Man merkt schon, ich bin enttäuscht - ich finde es das bisher schlechteste Buch um und mit Laura Gottschalk.

Ein Mordfall in herrlichster Lage Wolf Altlander ist tot. Der erfolgreiche deutsche Schriftsteller wurde in seiner Villa südlich von Siena leblos aufgefunden. Neben der Leiche entdeckt Commissario Guerrini ein Behältnis mit Lachgas. Ist Altlander tatsächlich an einer Überdosis gestorben? Welche Rolle spielt sein Liebhaber, der wesentlich jüngere, bildhübsche Enzo? Warum ist außer der Malerin Elsa offenbar niemand betrübt über Altlanders Tod? Guerrini fordert die Münchner Kommissarin Laura Gottberg als Ermittlungshilfe an - nicht ohne private Hintergedanken. Doch auch bei diesem Zusammentreffen verläuft nicht alles so, wie er es sich vorgestellt hat ...
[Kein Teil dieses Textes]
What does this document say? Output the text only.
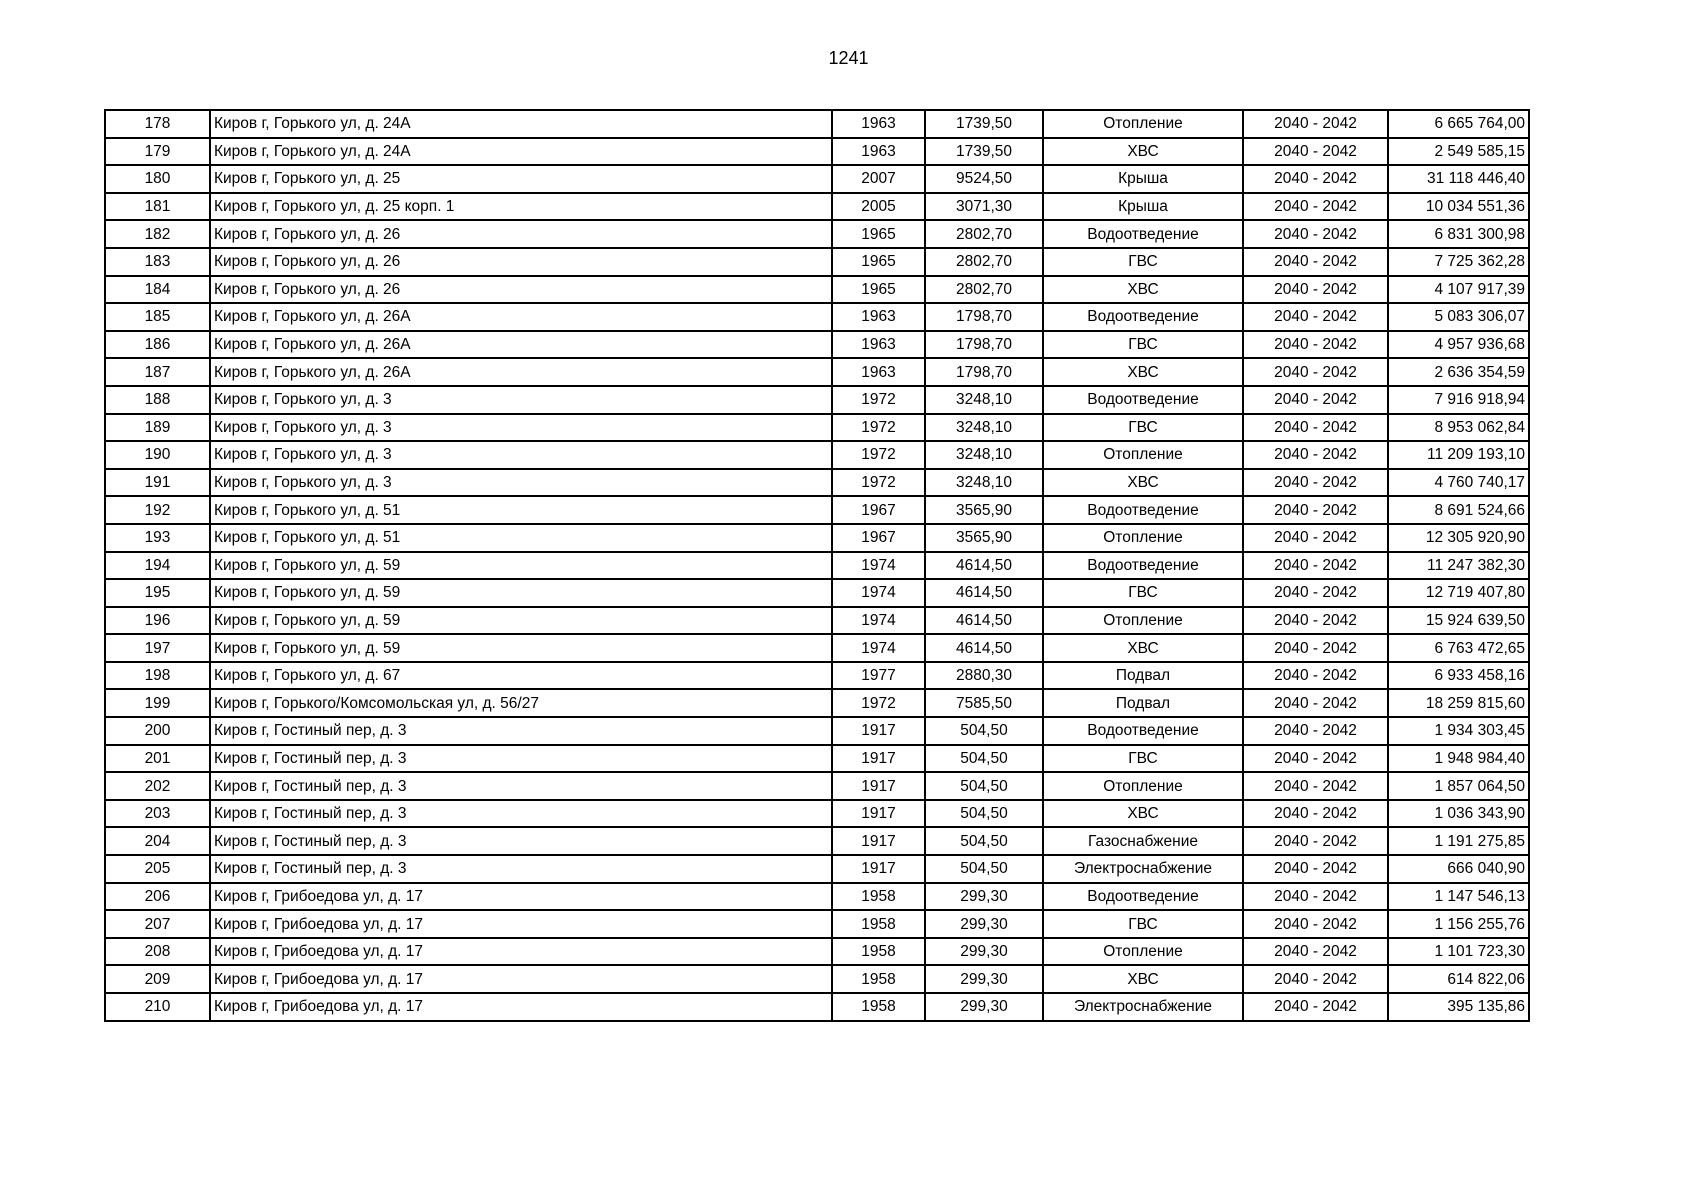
1241
178	Киров г, Горького ул, д. 24А	1963	1739,50	Отопление	2040 - 2042	6 665 764,00
179	Киров г, Горького ул, д. 24А	1963	1739,50	ХВС	2040 - 2042	2 549 585,15
180	Киров г, Горького ул, д. 25	2007	9524,50	Крыша	2040 - 2042	31 118 446,40
181	Киров г, Горького ул, д. 25 корп. 1	2005	3071,30	Крыша	2040 - 2042	10 034 551,36
182	Киров г, Горького ул, д. 26	1965	2802,70	Водоотведение	2040 - 2042	6 831 300,98
183	Киров г, Горького ул, д. 26	1965	2802,70	ГВС	2040 - 2042	7 725 362,28
184	Киров г, Горького ул, д. 26	1965	2802,70	ХВС	2040 - 2042	4 107 917,39
185	Киров г, Горького ул, д. 26А	1963	1798,70	Водоотведение	2040 - 2042	5 083 306,07
186	Киров г, Горького ул, д. 26А	1963	1798,70	ГВС	2040 - 2042	4 957 936,68
187	Киров г, Горького ул, д. 26А	1963	1798,70	ХВС	2040 - 2042	2 636 354,59
188	Киров г, Горького ул, д. 3	1972	3248,10	Водоотведение	2040 - 2042	7 916 918,94
189	Киров г, Горького ул, д. 3	1972	3248,10	ГВС	2040 - 2042	8 953 062,84
190	Киров г, Горького ул, д. 3	1972	3248,10	Отопление	2040 - 2042	11 209 193,10
191	Киров г, Горького ул, д. 3	1972	3248,10	ХВС	2040 - 2042	4 760 740,17
192	Киров г, Горького ул, д. 51	1967	3565,90	Водоотведение	2040 - 2042	8 691 524,66
193	Киров г, Горького ул, д. 51	1967	3565,90	Отопление	2040 - 2042	12 305 920,90
194	Киров г, Горького ул, д. 59	1974	4614,50	Водоотведение	2040 - 2042	11 247 382,30
195	Киров г, Горького ул, д. 59	1974	4614,50	ГВС	2040 - 2042	12 719 407,80
196	Киров г, Горького ул, д. 59	1974	4614,50	Отопление	2040 - 2042	15 924 639,50
197	Киров г, Горького ул, д. 59	1974	4614,50	ХВС	2040 - 2042	6 763 472,65
198	Киров г, Горького ул, д. 67	1977	2880,30	Подвал	2040 - 2042	6 933 458,16
199	Киров г, Горького/Комсомольская ул, д. 56/27	1972	7585,50	Подвал	2040 - 2042	18 259 815,60
200	Киров г, Гостиный пер, д. 3	1917	504,50	Водоотведение	2040 - 2042	1 934 303,45
201	Киров г, Гостиный пер, д. 3	1917	504,50	ГВС	2040 - 2042	1 948 984,40
202	Киров г, Гостиный пер, д. 3	1917	504,50	Отопление	2040 - 2042	1 857 064,50
203	Киров г, Гостиный пер, д. 3	1917	504,50	ХВС	2040 - 2042	1 036 343,90
204	Киров г, Гостиный пер, д. 3	1917	504,50	Газоснабжение	2040 - 2042	1 191 275,85
205	Киров г, Гостиный пер, д. 3	1917	504,50	Электроснабжение	2040 - 2042	666 040,90
206	Киров г, Грибоедова ул, д. 17	1958	299,30	Водоотведение	2040 - 2042	1 147 546,13
207	Киров г, Грибоедова ул, д. 17	1958	299,30	ГВС	2040 - 2042	1 156 255,76
208	Киров г, Грибоедова ул, д. 17	1958	299,30	Отопление	2040 - 2042	1 101 723,30
209	Киров г, Грибоедова ул, д. 17	1958	299,30	ХВС	2040 - 2042	614 822,06
210	Киров г, Грибоедова ул, д. 17	1958	299,30	Электроснабжение	2040 - 2042	395 135,86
Die Geschichte zieht sich endlos hin, auch das Privatleben von der Kommissarin ist dieses Mal recht öde und auch lieblos beschrieben, aber immer noch besser als der "Fall", der mir ziemlich unlogisch und
weit hergeholt erscheint. Und der Schluss ist lieblos "hingehudelt", wie man hier sagen würde und auch nicht sonderlich nachvollziehbar.

Da hoffe ich wirklich auf den nächsten Band!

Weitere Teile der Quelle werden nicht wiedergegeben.